Caso Manos Limpias
La acción popular
La detención de los responsables del sindicato Manos Limpias y de la Asociación de Usuarios de Servicios Bancarios (Ausbanc) ha suscitado algunas cuestiones sobre la regulación y el alcance con el que se está utilizando la denominada «acción popular» en nuestro país. La acción popular está prevista hoy en el artículo 125 de la Constitución, que señala que «los ciudadanos podrán ejercer la acción popular» de conformidad con lo que establezca la ley.
Esta figura, de origen británico, fue creada para democratizar la justicia, y se introdujo en España por la Constitución de Cádiz de 1812 para delitos de «soborno y prevaricación de jueces y magistrados». Posteriormente se contemplaba en la de 1869 en su artículo 98 y en la de 1931 en su artículo 29, en este caso para supuestos de «detención y prisión ilegal». El objetivo perseguido era dar un cauce a los ciudadanos para defenderse frente a quienes hacen mal uso de la administración de la justicia, evitando también que esta iniciativa quedara tan solo en manos del fiscal.

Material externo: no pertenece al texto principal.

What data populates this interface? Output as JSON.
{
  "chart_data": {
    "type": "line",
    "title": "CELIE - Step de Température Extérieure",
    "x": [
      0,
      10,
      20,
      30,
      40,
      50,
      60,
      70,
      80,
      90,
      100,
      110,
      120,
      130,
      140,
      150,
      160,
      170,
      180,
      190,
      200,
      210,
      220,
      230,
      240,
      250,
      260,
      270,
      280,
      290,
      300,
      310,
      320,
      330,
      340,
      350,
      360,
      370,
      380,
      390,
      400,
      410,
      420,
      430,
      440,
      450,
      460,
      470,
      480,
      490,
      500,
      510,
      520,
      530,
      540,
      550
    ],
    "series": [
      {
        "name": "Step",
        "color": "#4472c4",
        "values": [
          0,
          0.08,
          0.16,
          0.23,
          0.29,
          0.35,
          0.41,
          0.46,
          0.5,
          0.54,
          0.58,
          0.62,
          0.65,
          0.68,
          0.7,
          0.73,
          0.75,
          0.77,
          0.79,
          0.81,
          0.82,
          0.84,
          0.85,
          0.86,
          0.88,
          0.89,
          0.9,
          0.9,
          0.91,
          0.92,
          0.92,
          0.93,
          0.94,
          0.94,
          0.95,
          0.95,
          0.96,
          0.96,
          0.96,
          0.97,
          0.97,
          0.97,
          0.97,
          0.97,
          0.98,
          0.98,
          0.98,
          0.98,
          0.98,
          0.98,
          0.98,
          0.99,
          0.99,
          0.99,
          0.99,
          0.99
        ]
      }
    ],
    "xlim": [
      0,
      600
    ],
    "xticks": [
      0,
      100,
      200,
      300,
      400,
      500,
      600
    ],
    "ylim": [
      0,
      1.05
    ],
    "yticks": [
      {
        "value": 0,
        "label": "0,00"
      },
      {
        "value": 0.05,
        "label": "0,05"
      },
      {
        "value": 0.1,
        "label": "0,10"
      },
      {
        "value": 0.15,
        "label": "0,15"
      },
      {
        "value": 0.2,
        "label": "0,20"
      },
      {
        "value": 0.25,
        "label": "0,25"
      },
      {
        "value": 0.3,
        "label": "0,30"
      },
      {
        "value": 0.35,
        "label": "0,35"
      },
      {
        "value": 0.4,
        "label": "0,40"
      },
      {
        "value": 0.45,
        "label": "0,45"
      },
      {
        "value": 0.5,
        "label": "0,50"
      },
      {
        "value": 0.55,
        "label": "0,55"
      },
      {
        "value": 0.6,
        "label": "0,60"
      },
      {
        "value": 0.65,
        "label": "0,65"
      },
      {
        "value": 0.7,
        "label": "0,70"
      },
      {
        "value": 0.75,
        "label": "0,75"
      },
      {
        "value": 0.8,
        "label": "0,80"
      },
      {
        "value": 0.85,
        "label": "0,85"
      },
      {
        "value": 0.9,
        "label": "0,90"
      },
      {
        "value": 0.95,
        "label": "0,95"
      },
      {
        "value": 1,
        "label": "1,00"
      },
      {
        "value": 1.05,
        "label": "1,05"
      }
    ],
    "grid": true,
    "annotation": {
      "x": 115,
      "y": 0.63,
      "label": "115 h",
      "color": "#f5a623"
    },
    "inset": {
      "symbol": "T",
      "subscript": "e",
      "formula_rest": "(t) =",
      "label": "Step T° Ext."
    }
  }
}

Sin embargo, la acción popular recogida en la Constitución de 1978 se contempla de manera genérica, estableciendo el desarrollo legislativo posterior que la misma legitima a cualquiera que invoque el quebrantamiento de la Ley sin necesidad de justificar que ha recibido un daño por parte del denunciado, limitándose a supuestos muy singulares su exclusión. Este alcance tan general e indefinido para actuar frente a todo tipo de delitos en defensa de la legalidad y del interés público general ha derivado, en muchos casos, en un instrumento al servicio de estrategias que no persiguen esa defensa de la Ley y/o del interés general, sino de intereses particulares o torticeros frente a terceros, y en un mecanismo de extorsión muy alejado del fin para el que se concibió.

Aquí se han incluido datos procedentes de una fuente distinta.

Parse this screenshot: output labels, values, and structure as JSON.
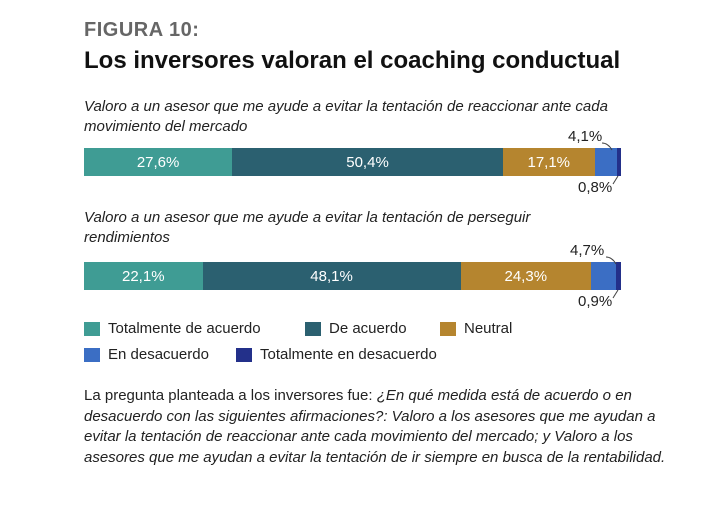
{
  "figure_label": "FIGURA 10:",
  "title": "Los inversores valoran el coaching conductual",
  "chart_data": {
    "type": "bar",
    "orientation": "horizontal-stacked-100",
    "categories": [
      "Valoro a un asesor que me ayude a evitar la tentación de reaccionar ante cada movimiento del mercado",
      "Valoro a un asesor que me ayude a evitar la tentación de perseguir rendimientos"
    ],
    "series": [
      {
        "name": "Totalmente de acuerdo",
        "color": "#3f9c94",
        "values": [
          27.6,
          22.1
        ],
        "labels": [
          "27,6%",
          "22,1%"
        ]
      },
      {
        "name": "De acuerdo",
        "color": "#2b6070",
        "values": [
          50.4,
          48.1
        ],
        "labels": [
          "50,4%",
          "48,1%"
        ]
      },
      {
        "name": "Neutral",
        "color": "#b5852f",
        "values": [
          17.1,
          24.3
        ],
        "labels": [
          "17,1%",
          "24,3%"
        ]
      },
      {
        "name": "En desacuerdo",
        "color": "#3b6ec4",
        "values": [
          4.1,
          4.7
        ],
        "labels": [
          "4,1%",
          "4,7%"
        ]
      },
      {
        "name": "Totalmente en desacuerdo",
        "color": "#23308a",
        "values": [
          0.8,
          0.9
        ],
        "labels": [
          "0,8%",
          "0,9%"
        ]
      }
    ],
    "legend_position": "bottom"
  },
  "note": {
    "plain": "La pregunta planteada a los inversores fue: ",
    "italic": "¿En qué medida está de acuerdo o en desacuerdo con las siguientes afirmaciones?: Valoro a los asesores que me ayudan a evitar la tentación de reaccionar ante cada movimiento del mercado; y Valoro a los asesores que me ayudan a evitar la tentación de ir siempre en busca de la rentabilidad."
  }
}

Los casos ahora conocidos de ambas organizaciones son un ejemplo del mal uso que se hace de manera reiterada de esta figura por parte de estas organizaciones, ocasionando en muchos casos graves daños a la honorabilidad de las personas y de las instituciones dada la acogida que tienen en los tribunales y la difusión mediática que han logrado conseguir con estas actuaciones, sin que la demostración posterior del mal uso de la misma o de su improcedencia permita después restituirles el honor, y/o subsanar los perjuicios económicos generados.
Desgraciadamente la instrumentalización de esta figura se suma a la que cada vez con mayor frecuencia se hace de los tribunales, utilizándolos como arma de lucha y desgaste político y/o personal, y a la que en muchas ocasiones se prestan por afán de notoriedad pública o por la propia presión mediática, ávida de noticias cuanto más escandalosas mejor, aunque no sean del todo rigurosas ni estén acreditadas o contrastadas. Esta práctica genera una percepción muy negativa en la opinión pública de lo que pasa en nuestra sociedad, así como del carácter partidista de la justicia y de su ineficacia para juzgar con prontitud, garantías y objetividad los casos que realmente deben ser motivo de ello.
La falta de una regulación precisa del ejercicio de la acción popular y de las causas en que puede utilizarse para conseguir el fin pretendido ha hecho que se hayan producido fallos judiciales que han tratado de acotar su alcance, que sin embargo han sido presentados públicamente como resoluciones a la medida de la persona o la institución denunciada, como ocurrió con la llamada «doctrina Botín» según la cual, si el fiscal y la víctima no acusan no cabe seguir el proceso y abrir juicio oral aunque lo pretenda la acusación popular. Criterio matizado con posterioridad en el «caso Atucha» y ahora, de nuevo, en el «caso Noos».
En todo caso parece evidente que es preciso regular el alcance, los requisitos y los supuestos en los que la acción popular debe desplegar su eficacia, como así lo hicieron las primeras constituciones que en España recogieron esta figura, para evitar el uso torticero que con carácter general se hace de la misma. Como también lo es establecer las penas a imponer a los que utilizan la misma con fin espurio, como aquí parece que ha ocurrido.
Ya en 1929 Alcalá Zamora señalaba que esta figura es injusta, porque desequilibra el proceso en perjuicio del acusado, y peligrosa, porque se presta a ser el arma de las pasiones exaltadas.
Sin duda alguna estos dos casos constituyen un ejemplo claro de los riesgos que el mal uso de esta figura presenta y ponen de manifiesto la necesidad de regularla para ajustarla a los fines para los cuales se concibió, que van más dirigidos a una defensa de los ciudadanos frente a la inacción o la mala actuación de los que administran la justicia y el orden público, que a permitir un instrumento de extorsión o de instrumentalización de la justicia en favor de unos intereses particulares o políticos. Cuanto antes se haga, más se garantizarán los derechos de los ciudadanos.